The project centers on a 216,500-square-foot mill complex at the junction of North Park Avenue and Elmira Street, on a site bounded by Durham Street, Hamilton Street, Elmira Street, Park Avenue, Robertson Street and Adams Street. City records identify the case as Conditional Rezoning 25-08 and show it covers 18 parcels that once belonged to Burlington Industries and later housed Carolina Dyeing and Finishing and a shipping and receiving business, Rapid Transit.
Topia, based in Saxapahaw, bought the property in 2025 and wants to reuse the existing structure instead of demolishing it. The company says it would process industrial plastic waste into recycled feedstock, handling post-industrial and post-consumer plastics including HDPE, LDPE, PP, PS, PET, ABS, PC and nylon.
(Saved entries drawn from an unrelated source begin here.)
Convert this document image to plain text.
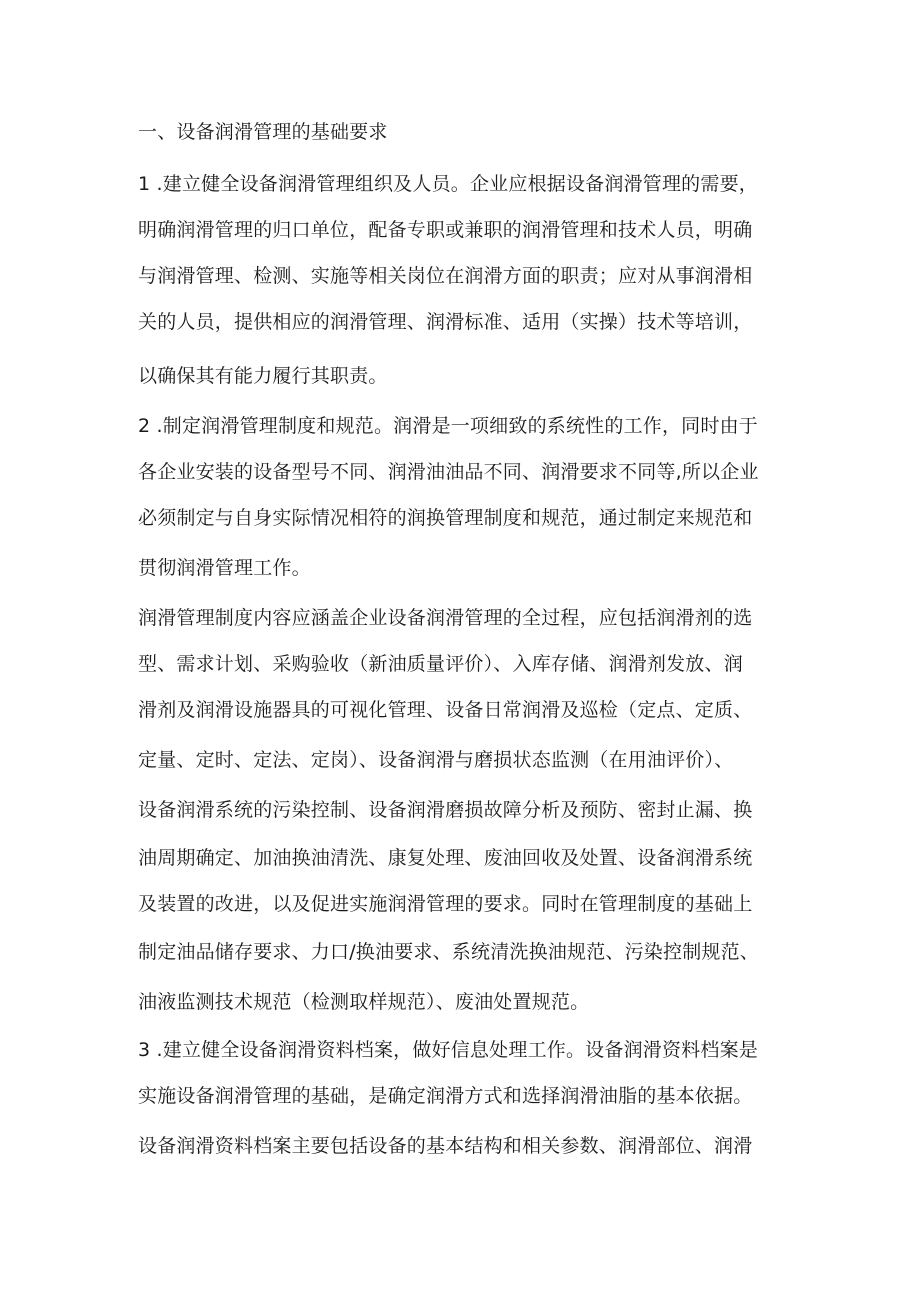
一、设备润滑管理的基础要求
1 .建立健全设备润滑管理组织及人员。企业应根据设备润滑管理的需要，
明确润滑管理的归口单位，配备专职或兼职的润滑管理和技术人员，明确
与润滑管理、检测、实施等相关岗位在润滑方面的职责；应对从事润滑相
关的人员，提供相应的润滑管理、润滑标准、适用（实操）技术等培训，
以确保其有能力履行其职责。
2 .制定润滑管理制度和规范。润滑是一项细致的系统性的工作，同时由于
各企业安装的设备型号不同、润滑油油品不同、润滑要求不同等,所以企业
必须制定与自身实际情况相符的润换管理制度和规范，通过制定来规范和
贯彻润滑管理工作。
润滑管理制度内容应涵盖企业设备润滑管理的全过程，应包括润滑剂的选
型、需求计划、采购验收（新油质量评价）、入库存储、润滑剂发放、润
滑剂及润滑设施器具的可视化管理、设备日常润滑及巡检（定点、定质、
定量、定时、定法、定岗）、设备润滑与磨损状态监测（在用油评价）、
设备润滑系统的污染控制、设备润滑磨损故障分析及预防、密封止漏、换
油周期确定、加油换油清洗、康复处理、废油回收及处置、设备润滑系统
及装置的改进，以及促进实施润滑管理的要求。同时在管理制度的基础上
制定油品储存要求、力口/换油要求、系统清洗换油规范、污染控制规范、
油液监测技术规范（检测取样规范）、废油处置规范。
3 .建立健全设备润滑资料档案，做好信息处理工作。设备润滑资料档案是
实施设备润滑管理的基础，是确定润滑方式和选择润滑油脂的基本依据。
设备润滑资料档案主要包括设备的基本结构和相关参数、润滑部位、润滑
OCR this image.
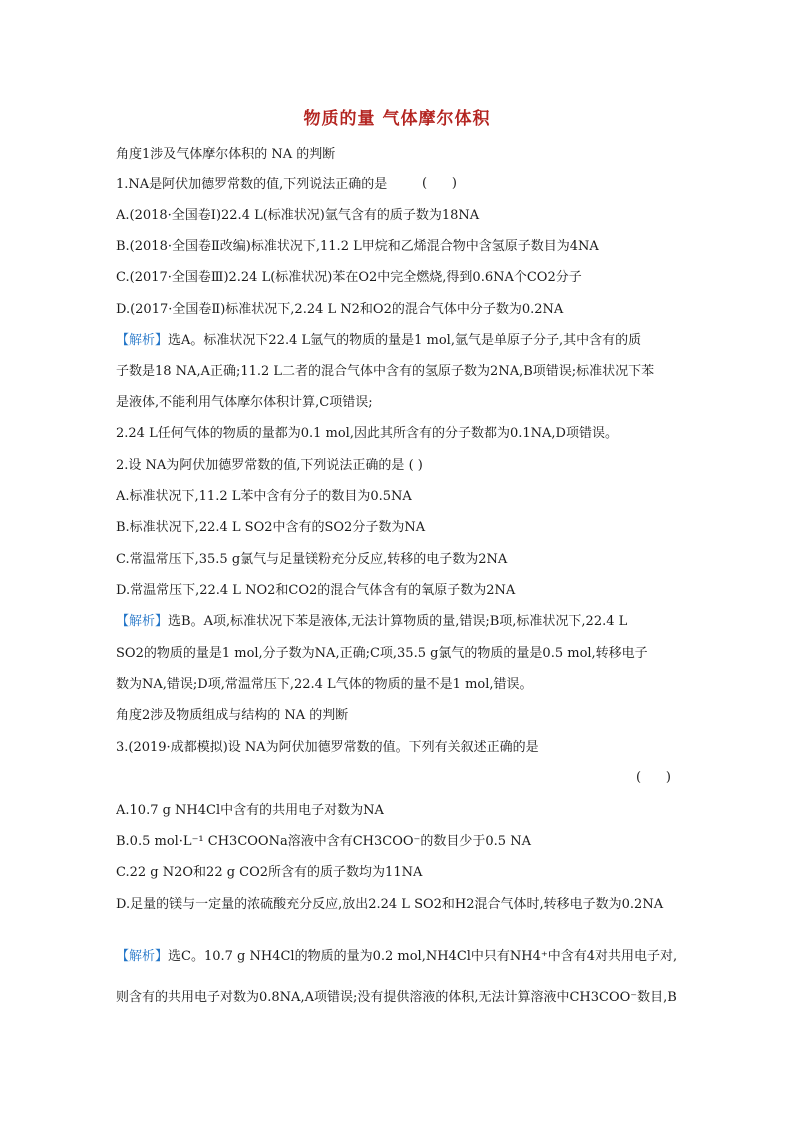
物质的量 气体摩尔体积
角度1涉及气体摩尔体积的 NA 的判断
1.NA是阿伏加德罗常数的值,下列说法正确的是	(      )
A.(2018·全国卷Ⅰ)22.4 L(标准状况)氩气含有的质子数为18NA
B.(2018·全国卷Ⅱ改编)标准状况下,11.2 L甲烷和乙烯混合物中含氢原子数目为4NA
C.(2017·全国卷Ⅲ)2.24 L(标准状况)苯在O2中完全燃烧,得到0.6NA个CO2分子
D.(2017·全国卷Ⅱ)标准状况下,2.24 L N2和O2的混合气体中分子数为0.2NA
【解析】选A。标准状况下22.4 L氩气的物质的量是1 mol,氩气是单原子分子,其中含有的质
子数是18 NA,A正确;11.2 L二者的混合气体中含有的氢原子数为2NA,B项错误;标准状况下苯
是液体,不能利用气体摩尔体积计算,C项错误;
2.24 L任何气体的物质的量都为0.1 mol,因此其所含有的分子数都为0.1NA,D项错误。
2.设 NA为阿伏加德罗常数的值,下列说法正确的是 ( )
A.标准状况下,11.2 L苯中含有分子的数目为0.5NA
B.标准状况下,22.4 L SO2中含有的SO2分子数为NA
C.常温常压下,35.5 g氯气与足量镁粉充分反应,转移的电子数为2NA
D.常温常压下,22.4 L NO2和CO2的混合气体含有的氧原子数为2NA
【解析】选B。A项,标准状况下苯是液体,无法计算物质的量,错误;B项,标准状况下,22.4 L
SO2的物质的量是1 mol,分子数为NA,正确;C项,35.5 g氯气的物质的量是0.5 mol,转移电子
数为NA,错误;D项,常温常压下,22.4 L气体的物质的量不是1 mol,错误。
角度2涉及物质组成与结构的 NA 的判断
3.(2019·成都模拟)设 NA为阿伏加德罗常数的值。下列有关叙述正确的是
(      )
A.10.7 g NH4Cl中含有的共用电子对数为NA
B.0.5 mol·L⁻¹ CH3COONa溶液中含有CH3COO⁻的数目少于0.5 NA
C.22 g N2O和22 g CO2所含有的质子数均为11NA
D.足量的镁与一定量的浓硫酸充分反应,放出2.24 L SO2和H2混合气体时,转移电子数为0.2NA
【解析】选C。10.7 g NH4Cl的物质的量为0.2 mol,NH4Cl中只有NH4⁺中含有4对共用电子对,
则含有的共用电子对数为0.8NA,A项错误;没有提供溶液的体积,无法计算溶液中CH3COO⁻数目,B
Its plan also calls for a closed-loop water system, shredding, washing and extrusion, and the company says it operates as an Employee Ownership Trust, a model that holds shares for employees’ long-term benefit.
Burlington lawyer Ryan Moffitt, who is listed as the applicant, told planners the project would give new purpose to a property that has been underused and has become a liability to the community. The commission’s 6-0 vote does not end the process. Burlington’s Planning and Zoning Commission is advisory only, and Burlington City Council will make the final decision on whether the rezoning moves ahead.
If council approves the request, the land would be reclassified as conditional industrial, opening the door to a recycling center and about 30 other industrial uses. Topia’s proposal includes 13 development conditions, a sign the city will continue to review how the site operates before any construction or conversion begins.
The proposal also fits a broader North Carolina trend. The state Department of Environmental Quality says its Recycling Markets Directory is meant to connect waste generators with processors and remanufacturers, and a state legislative briefing on plastics recycling says the industry supports 15,000 private-sector jobs. For Burlington, the question now is whether an abandoned mill can be turned into a modern industrial employer without losing sight of the impacts that come with bringing heavy material processing back into an old manufacturing district.